Im Krieg müssen Frauen ihre Kinder zur Welt bringen und versorgen. Sie greifen zur Waffe oder fliehen, um ihre Familie zu schützen. Jeder Krieg wird auf den Schultern der Schwächsten ausgetragen. Oftmals sind Frauen und Kinder diejenigen, die übersehen und überhört werden.
Bilder, die Ohnmacht signalisieren
Es sind Szenen, die sich auf Bahnhöfen und an Grenzübergängen abspielen – die für uns nicht zu dem Europa passen, das wir aus den letzten Jahrzehnten kennen. Männer umarmen ihre Frauen und Kinder. Für einen Moment ist die Familie noch einmal vereint. Ob es jemals wieder so sein wird ist ungewiss. Denn einige Augenblicke später fährt der Zug Richtung Westen. Die Männer zwischen 18 und 60 bleiben zurück. Es ist Krieg.
Sie müssen sich das vorstellen: Viele ukrainische Männer fahren ihre Familien mit dem Auto an die Grenze. Und dann – fahren sie allein zurück, um zu kämpfen. Nur die Frauen und Kinder dürfen die Grenze passieren.
Das sagt Natalija Bock, Übersetzerin in Dresden. Ihre Familie ist gerade auf dem Weg nach Deutschland.

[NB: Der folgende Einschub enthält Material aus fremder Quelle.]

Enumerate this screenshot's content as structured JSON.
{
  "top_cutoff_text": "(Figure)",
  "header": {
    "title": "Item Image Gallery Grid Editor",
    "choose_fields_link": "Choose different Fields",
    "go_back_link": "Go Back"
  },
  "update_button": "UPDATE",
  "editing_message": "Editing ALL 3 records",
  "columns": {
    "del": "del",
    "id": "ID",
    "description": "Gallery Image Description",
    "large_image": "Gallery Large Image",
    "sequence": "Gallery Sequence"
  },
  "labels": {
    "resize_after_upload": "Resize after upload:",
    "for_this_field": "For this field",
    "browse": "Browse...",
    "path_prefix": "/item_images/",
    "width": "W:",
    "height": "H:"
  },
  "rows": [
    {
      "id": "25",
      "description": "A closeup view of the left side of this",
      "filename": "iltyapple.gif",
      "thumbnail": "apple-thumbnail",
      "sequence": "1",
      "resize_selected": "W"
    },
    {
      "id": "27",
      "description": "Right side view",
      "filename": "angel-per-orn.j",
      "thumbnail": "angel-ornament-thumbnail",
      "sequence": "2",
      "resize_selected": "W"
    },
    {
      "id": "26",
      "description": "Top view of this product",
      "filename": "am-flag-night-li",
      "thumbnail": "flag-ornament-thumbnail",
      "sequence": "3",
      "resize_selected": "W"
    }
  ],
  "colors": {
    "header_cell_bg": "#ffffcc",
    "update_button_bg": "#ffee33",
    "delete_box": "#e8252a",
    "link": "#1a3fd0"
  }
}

...und dann die Sorge und Hoffnungslosigkeit
Von einem Tag auf den anderen hat sich alles verändert. Während vielleicht Stunden zuvor die Welt noch in Ordnung war, tritt plötzlich die Kriegsgefahr in das Leben vieler Frauen. Sie sind in Sorge um ihre Familien, und sie sind auf der Flucht. Aus vielen Schilderungen wissen wir, wie oft Frauen und Kinder Gewaltopfer werden.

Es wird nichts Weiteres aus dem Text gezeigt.